Discussion in 'Managing Your Flock' started by CJW, Oct 23, 2010.

  1. CJW

    CJW In the Brooder

    Oct 15, 2010
    Great Falls, MT
    I will be getting 6 pullets tomorrow morning, and I was wondering what I should look for. I am lucky enough to be able to go to her property and pick them out!

    Some may be in the process of molting, however, the owner says that she is getting eggs from some of them.

    Is there anything I should be aware of?

    My two boys will be there to help choose as well, and I want to "guide" them, too.

    Thanks in advance for your help!

  2. math ace

    math ace Crowing

    Dec 17, 2009
    Jacksonville, FL
    1.) Watch before you pick - - make sure they are acting heathly, active, etc.

    2.) Inspect the feet for scally leg mites

    3.) Inspect the butts for chicken lice or mites. If you don't know what you are looking for - - -then us goggle images to get an idea

    4.) LISTEN - - do you hear sneezing or other sounds indicating sickness

    5.) Ask if the chickens have been wormed and when and with what product ? ?
    I worm all my pullets right before they start laying so that I don't have to throw any eggs away.
    Then I worm again 6 months later.

    6.) Ask if they have been vaccinated against any diseases.
    This should not stop you from getting a healthy pulletm but it is nice to know for future use.

    Good Luck !
    Last edited: Oct 24, 2010
  3. mandelyn

    mandelyn Crowing

    Aug 30, 2009
    Mt Repose, OH
    My Coop
    ^^^ yeah that! Really take your time. If any one bird is sick, don't bother with any of them from that flock. The treatment for Scaly Leg is rather intensive, so really look for that and avoid it.

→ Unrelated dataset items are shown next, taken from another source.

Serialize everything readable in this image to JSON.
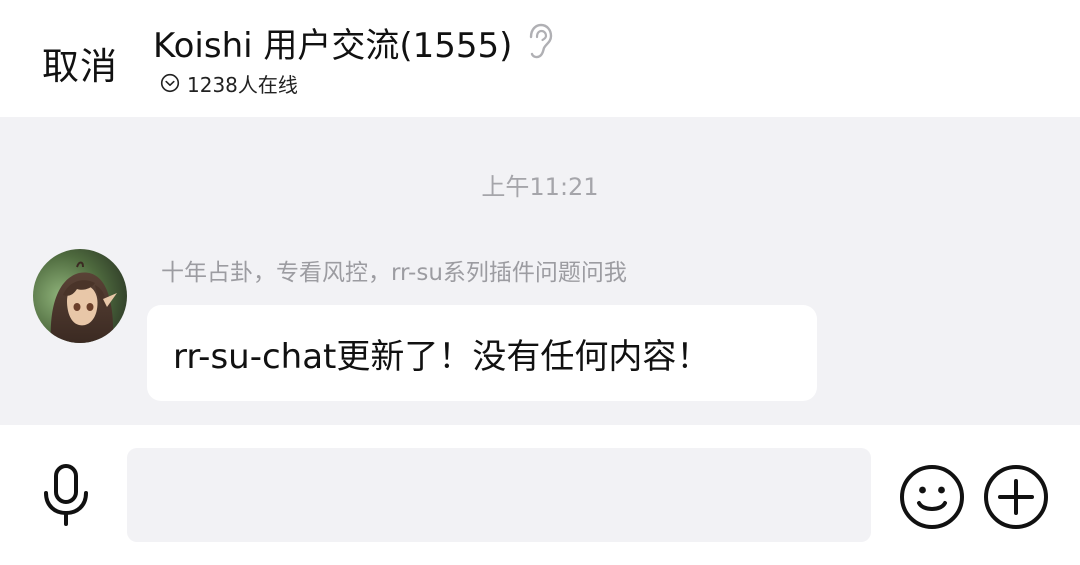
{
  "header": {
    "cancel_label": "取消",
    "title": "Koishi 用户交流(1555)",
    "online_text": "1238人在线"
  },
  "chat": {
    "time_divider": "上午11:21",
    "messages": [
      {
        "sender": "十年占卦，专看风控，rr-su系列插件问题问我",
        "text": "rr-su-chat更新了！没有任何内容！"
      }
    ]
  },
  "input_bar": {
    "placeholder": "",
    "value": ""
  },
  "icons": {
    "ear": "ear-icon",
    "online_toggle": "chevron-down-circle-icon",
    "voice": "microphone-icon",
    "emoji": "smiley-icon",
    "more": "plus-circle-icon"
  },
  "colors": {
    "chat_background": "#f2f2f5",
    "bubble_background": "#ffffff",
    "secondary_text": "#9c9ca1"
  }
}
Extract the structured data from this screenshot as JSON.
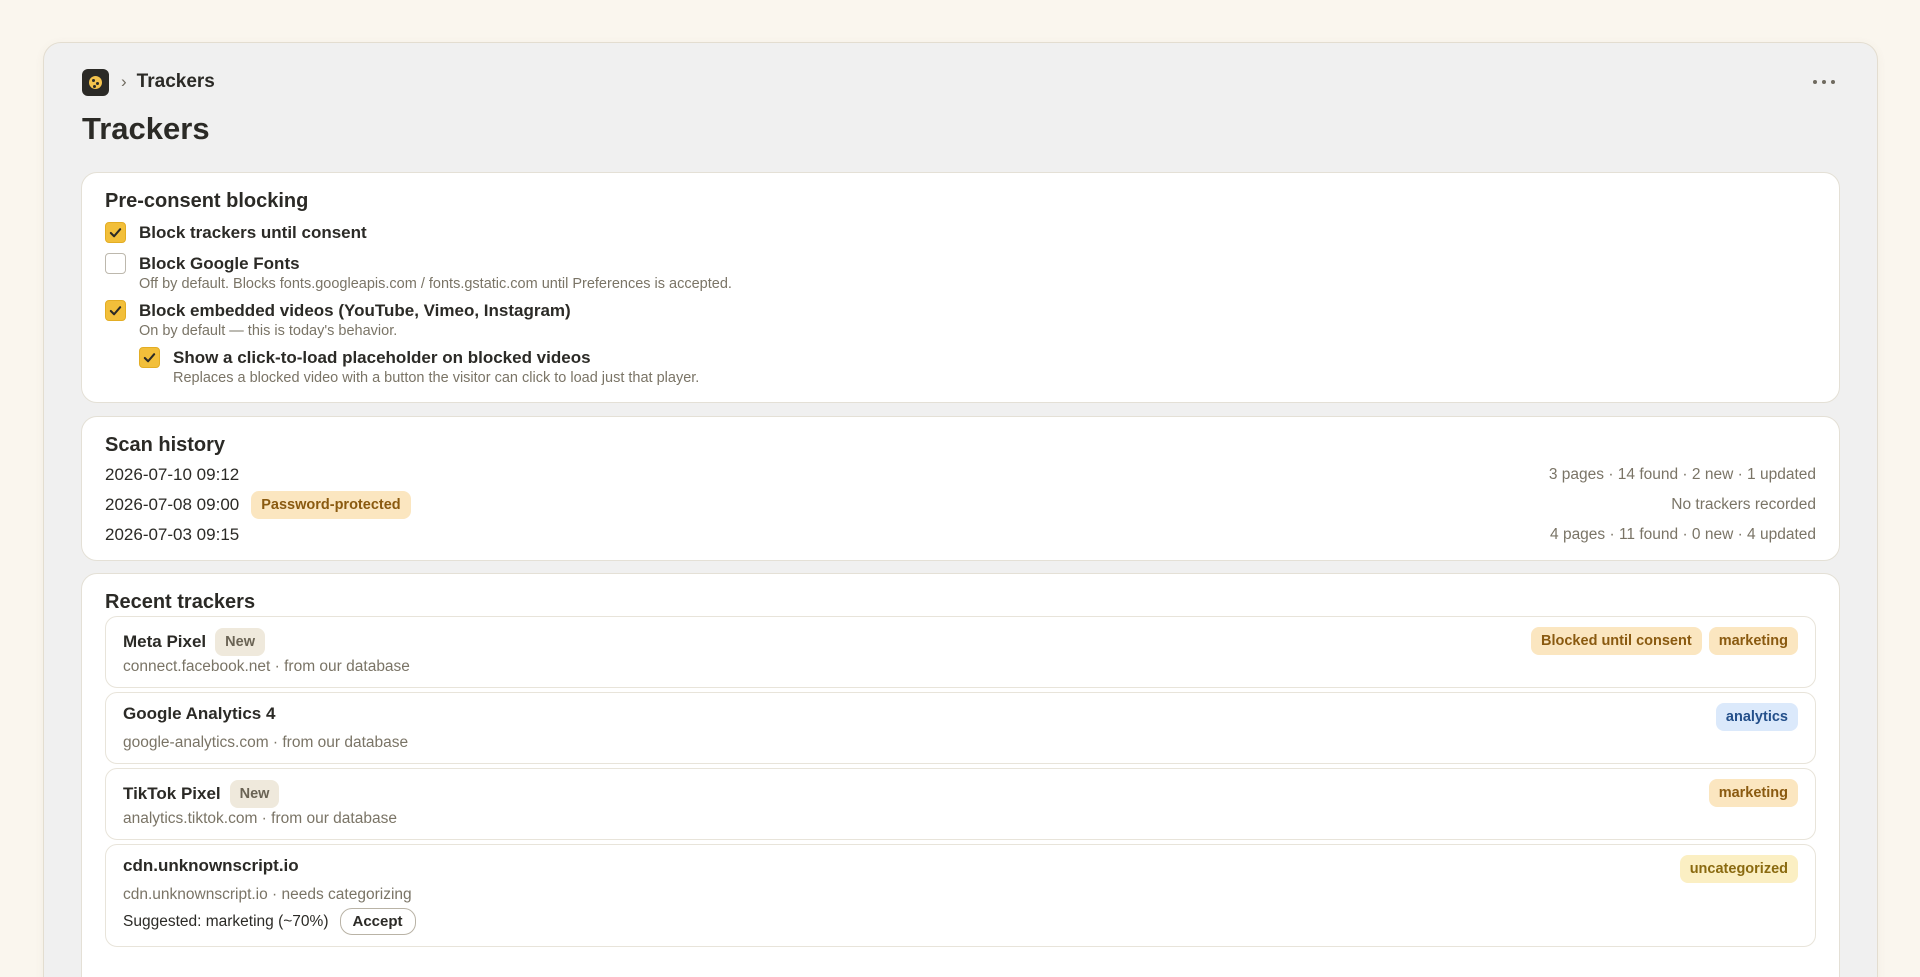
{
  "breadcrumb": {
    "separator": "›",
    "current": "Trackers"
  },
  "page": {
    "title": "Trackers"
  },
  "preconsent": {
    "title": "Pre-consent blocking",
    "options": [
      {
        "label": "Block trackers until consent",
        "desc": "",
        "checked": true
      },
      {
        "label": "Block Google Fonts",
        "desc": "Off by default. Blocks fonts.googleapis.com / fonts.gstatic.com until Preferences is accepted.",
        "checked": false
      },
      {
        "label": "Block embedded videos (YouTube, Vimeo, Instagram)",
        "desc": "On by default — this is today's behavior.",
        "checked": true
      },
      {
        "label": "Show a click-to-load placeholder on blocked videos",
        "desc": "Replaces a blocked video with a button the visitor can click to load just that player.",
        "checked": true
      }
    ]
  },
  "scan_history": {
    "title": "Scan history",
    "rows": [
      {
        "date": "2026-07-10 09:12",
        "badge": "",
        "summary": "3 pages · 14 found · 2 new · 1 updated"
      },
      {
        "date": "2026-07-08 09:00",
        "badge": "Password-protected",
        "summary": "No trackers recorded"
      },
      {
        "date": "2026-07-03 09:15",
        "badge": "",
        "summary": "4 pages · 11 found · 0 new · 4 updated"
      }
    ]
  },
  "recent": {
    "title": "Recent trackers",
    "items": [
      {
        "name": "Meta Pixel",
        "new_badge": "New",
        "sub": "connect.facebook.net · from our database",
        "tags": [
          "Blocked until consent",
          "marketing"
        ]
      },
      {
        "name": "Google Analytics 4",
        "new_badge": "",
        "sub": "google-analytics.com · from our database",
        "tags": [
          "analytics"
        ]
      },
      {
        "name": "TikTok Pixel",
        "new_badge": "New",
        "sub": "analytics.tiktok.com · from our database",
        "tags": [
          "marketing"
        ]
      },
      {
        "name": "cdn.unknownscript.io",
        "new_badge": "",
        "sub": "cdn.unknownscript.io · needs categorizing",
        "tags": [
          "uncategorized"
        ],
        "suggestion": "Suggested: marketing (~70%)",
        "accept_label": "Accept"
      }
    ]
  },
  "colors": {
    "accent": "#f2bf3a",
    "amber_badge": "#fbe6c0",
    "blue_badge": "#dbe9fb",
    "yellow_badge": "#fbefc3"
  }
}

    No one needs chickens bad enough to buy less than perfect birds, unless you don't plan on adding more to the flock and feel confident in managing any issues they have.

    Also ask where she got them from, and if she hatched them all herself or from a hatchery or farm. Hatchery birds and a flock started from eggs are usually ok, because they haven't been exposed to other chickens. But if she's added birds to the flock, incorporated them into an existing flock... or any other way they could have contact with other birds from unknown places... that just increases the risk.

    And watch for any that leave an eye closed for too long... it's a sign of something that can go respiratory. They'll get around alright, but they pause a lot and one eye or the other remains closed for a good amount of time. And the wheezing, or "yawning" motion with the head. That's fluid where it shouldn't be and an illness.

    If any of them you don't want... ask yourself why. Why doesn't this bird look like I should pick it? It might be color. Might be the way the comb flops over. But really watch and make sure it isn't your eye skipping over a bigger issue.
    Last edited: Oct 24, 2010
  4. CJW

    CJW In the Brooder

    Oct 15, 2010
    Great Falls, MT
    Thank you!

    We are now the proud owners of 7 beautiful, healthy Plymouth White Rock Pullets! One of them even laid an egg already!

    My boys are busy finding grasshoppers to feed them!